Рыбы по-прежнему беззаботно плавали в своем водоеме, сверкая в солнечных лучах. Запущенный сад как нельзя лучше подходил для личных бесед, и можно было не опасаться скандала.
— Как бы там ни было, ты не перестаешь восторгаться Питтаком. А это, по-моему, самое грустное во всей истории. — Антименид пустил камешком по воде и мгновение помолчал, пока разойдутся круги по поверхности. — Ты что-нибудь слышала о его делишках с лидийским царем Алиаттом [70]?
Я покачала головой. Антименид одарил меня суровой, как скала, улыбкой:
— Так вот. Питтаку удалось вытянуть из него по крайней мере две тысячи золотых. Не плохо?
— Каким образом?
— А вот послушай, Сафо. Алиатт не любит Мирсила никак не меньше нашего. Эти деньги должны были пойти на совершение переворота в Митилене. У меня нет никаких сомнений, что Питтак пообещал Алиатту ряд выгодных торговых монополий, когда будет восстановлен Совет Благородных.
— А где теперь эти деньги?
— В митиленской казне, где же еще!
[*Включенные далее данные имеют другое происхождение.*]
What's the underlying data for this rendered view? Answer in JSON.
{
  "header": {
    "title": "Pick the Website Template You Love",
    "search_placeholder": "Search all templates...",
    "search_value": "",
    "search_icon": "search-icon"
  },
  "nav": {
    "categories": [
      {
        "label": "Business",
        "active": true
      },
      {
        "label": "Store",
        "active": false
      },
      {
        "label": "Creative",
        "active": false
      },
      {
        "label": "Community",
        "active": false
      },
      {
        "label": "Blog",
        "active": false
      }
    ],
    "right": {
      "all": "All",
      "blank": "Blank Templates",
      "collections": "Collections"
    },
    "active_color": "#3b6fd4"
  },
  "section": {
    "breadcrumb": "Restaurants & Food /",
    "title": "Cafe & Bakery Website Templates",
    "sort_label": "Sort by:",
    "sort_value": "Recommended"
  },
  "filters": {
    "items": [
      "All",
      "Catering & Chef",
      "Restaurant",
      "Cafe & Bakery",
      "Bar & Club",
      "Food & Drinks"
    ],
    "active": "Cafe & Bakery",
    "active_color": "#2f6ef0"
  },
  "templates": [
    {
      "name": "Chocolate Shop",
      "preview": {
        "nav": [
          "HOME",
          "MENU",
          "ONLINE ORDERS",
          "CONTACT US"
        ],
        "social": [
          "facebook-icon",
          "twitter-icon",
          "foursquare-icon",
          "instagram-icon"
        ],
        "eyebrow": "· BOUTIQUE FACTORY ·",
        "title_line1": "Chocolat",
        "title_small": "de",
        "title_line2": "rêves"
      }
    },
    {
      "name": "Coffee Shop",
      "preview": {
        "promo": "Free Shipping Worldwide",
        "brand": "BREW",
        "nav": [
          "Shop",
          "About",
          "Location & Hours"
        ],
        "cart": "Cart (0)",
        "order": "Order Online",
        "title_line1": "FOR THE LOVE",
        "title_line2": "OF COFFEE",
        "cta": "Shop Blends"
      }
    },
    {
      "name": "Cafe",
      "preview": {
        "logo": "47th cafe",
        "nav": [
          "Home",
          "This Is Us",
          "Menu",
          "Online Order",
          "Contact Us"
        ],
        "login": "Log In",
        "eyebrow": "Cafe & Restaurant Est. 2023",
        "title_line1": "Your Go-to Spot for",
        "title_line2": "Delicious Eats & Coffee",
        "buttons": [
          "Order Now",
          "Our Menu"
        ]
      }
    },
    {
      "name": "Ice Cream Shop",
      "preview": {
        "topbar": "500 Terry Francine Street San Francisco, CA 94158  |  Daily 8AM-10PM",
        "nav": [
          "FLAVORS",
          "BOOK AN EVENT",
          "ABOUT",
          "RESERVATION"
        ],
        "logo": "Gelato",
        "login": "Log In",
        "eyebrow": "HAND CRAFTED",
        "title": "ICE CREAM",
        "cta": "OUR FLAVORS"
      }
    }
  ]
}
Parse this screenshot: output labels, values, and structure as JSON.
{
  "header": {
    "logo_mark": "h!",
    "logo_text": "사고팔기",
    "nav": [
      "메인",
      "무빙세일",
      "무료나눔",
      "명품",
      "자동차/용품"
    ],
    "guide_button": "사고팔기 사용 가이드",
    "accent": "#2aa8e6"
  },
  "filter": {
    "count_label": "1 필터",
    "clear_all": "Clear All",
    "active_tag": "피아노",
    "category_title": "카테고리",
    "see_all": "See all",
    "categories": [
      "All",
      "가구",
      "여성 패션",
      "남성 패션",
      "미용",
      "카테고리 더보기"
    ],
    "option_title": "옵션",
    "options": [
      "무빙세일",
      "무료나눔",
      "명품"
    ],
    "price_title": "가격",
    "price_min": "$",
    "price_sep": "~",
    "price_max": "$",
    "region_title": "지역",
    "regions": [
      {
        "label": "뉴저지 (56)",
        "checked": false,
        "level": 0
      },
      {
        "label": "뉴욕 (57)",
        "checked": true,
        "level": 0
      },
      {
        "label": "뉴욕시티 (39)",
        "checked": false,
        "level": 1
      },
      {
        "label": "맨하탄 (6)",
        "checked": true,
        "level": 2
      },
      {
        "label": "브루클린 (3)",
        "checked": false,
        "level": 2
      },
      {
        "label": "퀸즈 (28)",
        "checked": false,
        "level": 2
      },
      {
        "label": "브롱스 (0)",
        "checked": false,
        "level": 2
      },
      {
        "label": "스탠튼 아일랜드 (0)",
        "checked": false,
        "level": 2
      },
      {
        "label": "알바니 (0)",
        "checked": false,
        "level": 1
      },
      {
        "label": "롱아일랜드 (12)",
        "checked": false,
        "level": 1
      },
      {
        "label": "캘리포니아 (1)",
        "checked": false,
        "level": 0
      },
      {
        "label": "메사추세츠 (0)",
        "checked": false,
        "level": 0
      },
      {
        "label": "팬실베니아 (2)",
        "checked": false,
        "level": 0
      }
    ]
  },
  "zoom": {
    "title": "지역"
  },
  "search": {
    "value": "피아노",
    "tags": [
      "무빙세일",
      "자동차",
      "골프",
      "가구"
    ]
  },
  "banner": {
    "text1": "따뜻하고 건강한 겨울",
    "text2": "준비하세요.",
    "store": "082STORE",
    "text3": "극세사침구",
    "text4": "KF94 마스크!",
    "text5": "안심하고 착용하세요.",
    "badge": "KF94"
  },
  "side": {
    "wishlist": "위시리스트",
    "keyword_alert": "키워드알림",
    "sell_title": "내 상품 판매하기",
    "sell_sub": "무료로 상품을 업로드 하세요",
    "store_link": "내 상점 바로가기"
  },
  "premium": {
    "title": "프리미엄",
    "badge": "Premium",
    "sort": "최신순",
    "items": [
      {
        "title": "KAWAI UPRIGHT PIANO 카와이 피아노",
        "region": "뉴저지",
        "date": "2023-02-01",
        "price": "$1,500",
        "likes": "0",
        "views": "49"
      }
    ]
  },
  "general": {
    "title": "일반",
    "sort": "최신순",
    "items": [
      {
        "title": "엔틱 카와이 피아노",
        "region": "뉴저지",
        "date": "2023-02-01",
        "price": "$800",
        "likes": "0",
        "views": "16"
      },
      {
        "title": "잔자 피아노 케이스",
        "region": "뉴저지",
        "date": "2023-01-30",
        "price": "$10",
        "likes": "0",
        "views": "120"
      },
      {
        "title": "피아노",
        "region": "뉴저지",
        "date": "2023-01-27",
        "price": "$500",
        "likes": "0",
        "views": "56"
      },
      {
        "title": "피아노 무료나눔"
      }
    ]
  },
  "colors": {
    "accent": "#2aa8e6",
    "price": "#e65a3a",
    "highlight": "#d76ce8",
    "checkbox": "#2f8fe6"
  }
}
Это, если можно так выразиться, взнос Питтака Мирсилу за право вхождения в его правительство.
Что бы ни было у меня на душе, после этих слов я захихикала.
— Понимаю, — сказал Антименид, — я тебя прекрасно понимаю! Этот старый плут до того мерзостен, что поневоле обхохочешься.
— Но Алиатту-то вряд ли будет до смеха! — сказала я.
— Именно так. Его посол уже направил Питтаку краткую ноту протеста. Обрати внимание, очень сдержанную: просто написано, что никому не нравится, когда подкупают другую сторону. Конечно, между строк было понятно все: Алиатт хотел получить назад свои две тысячи золотых и намекал на непредсказуемые последствия в случае отказа.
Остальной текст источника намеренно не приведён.